The warehouse has been a welcome resource for Dan Bond, president at A-1 Truck Parts.
“I’m very limited in the space I have in my location’s warehouse,” Bond says. “[CV Logistics] helps me and allows me to not be out of those popular numbers.
“I’ll sometimes make the same order three or four times a week and within 24 hours the shipment is coming back to me.”
And the flexibility master warehouses offer distributors in trying new product lines isn’t limited to chrome accessories and wiper blades. Distributors also can use master warehouses to run trials of hard parts as well.
FleetPride says its corporate method for adding new products lines is to stock small quantities in its distribution centers while its locations market the new component, and then add units at the retail and warehouse locations as sales begin to rise.
This ensures the point-of-contract locations aren’t forced to take on more than they can sell, or stock, and allows the company to have a healthy product reserve if the product is an immediate hit.
That latter point is incredibly important, because Bond says free space in the average independent distributor location is limited.
Don Devany says Betts Truck Parts constructs the inventory at each of its locations based on the sales and customer makeup at each store. Major product lines and categories are available at each facility, he says, but volume is not always the same.
The same is true at FleetPride. The company says it has base product categories at all of its locations, but the availability of specialty, rare or legacy parts varies at each facility. This ensures each location has enough space to stock the most comprehensive product offering possible, the company says.
Distribution centers also give stores a safety valve when an inventory becomes askew. Don Devany cites Betts’ policy allowing locations to return product back to its Fresno facility when necessary.

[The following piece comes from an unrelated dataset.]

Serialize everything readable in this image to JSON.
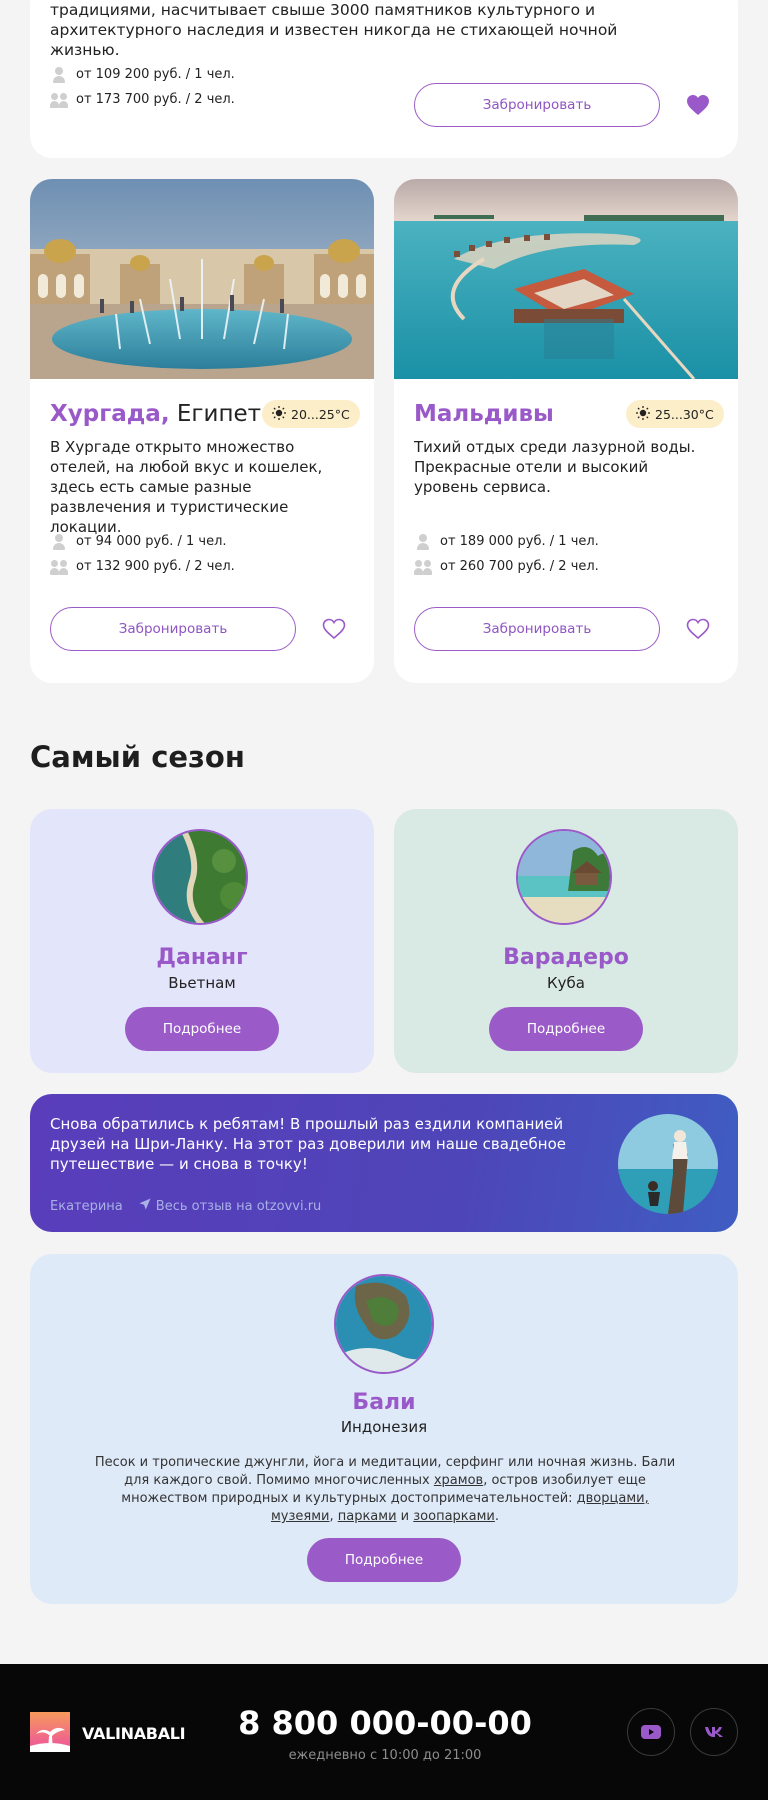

And a maximized inventory means maximized sales opportunities.
“It really helps keep [store inventory] fresh and keeps our inside and outside counter people aggressive,” he says.
Cummins has a similar agreement between its master and regional warehouse locations, Sunkel says.
“The purpose of our regional facilities is to maximize the availability of parts in close proximity to our customers,” he says. “If one of those locations somehow acquires additional inventory we advise them to return it so they can maintain a much healthier mix of products.”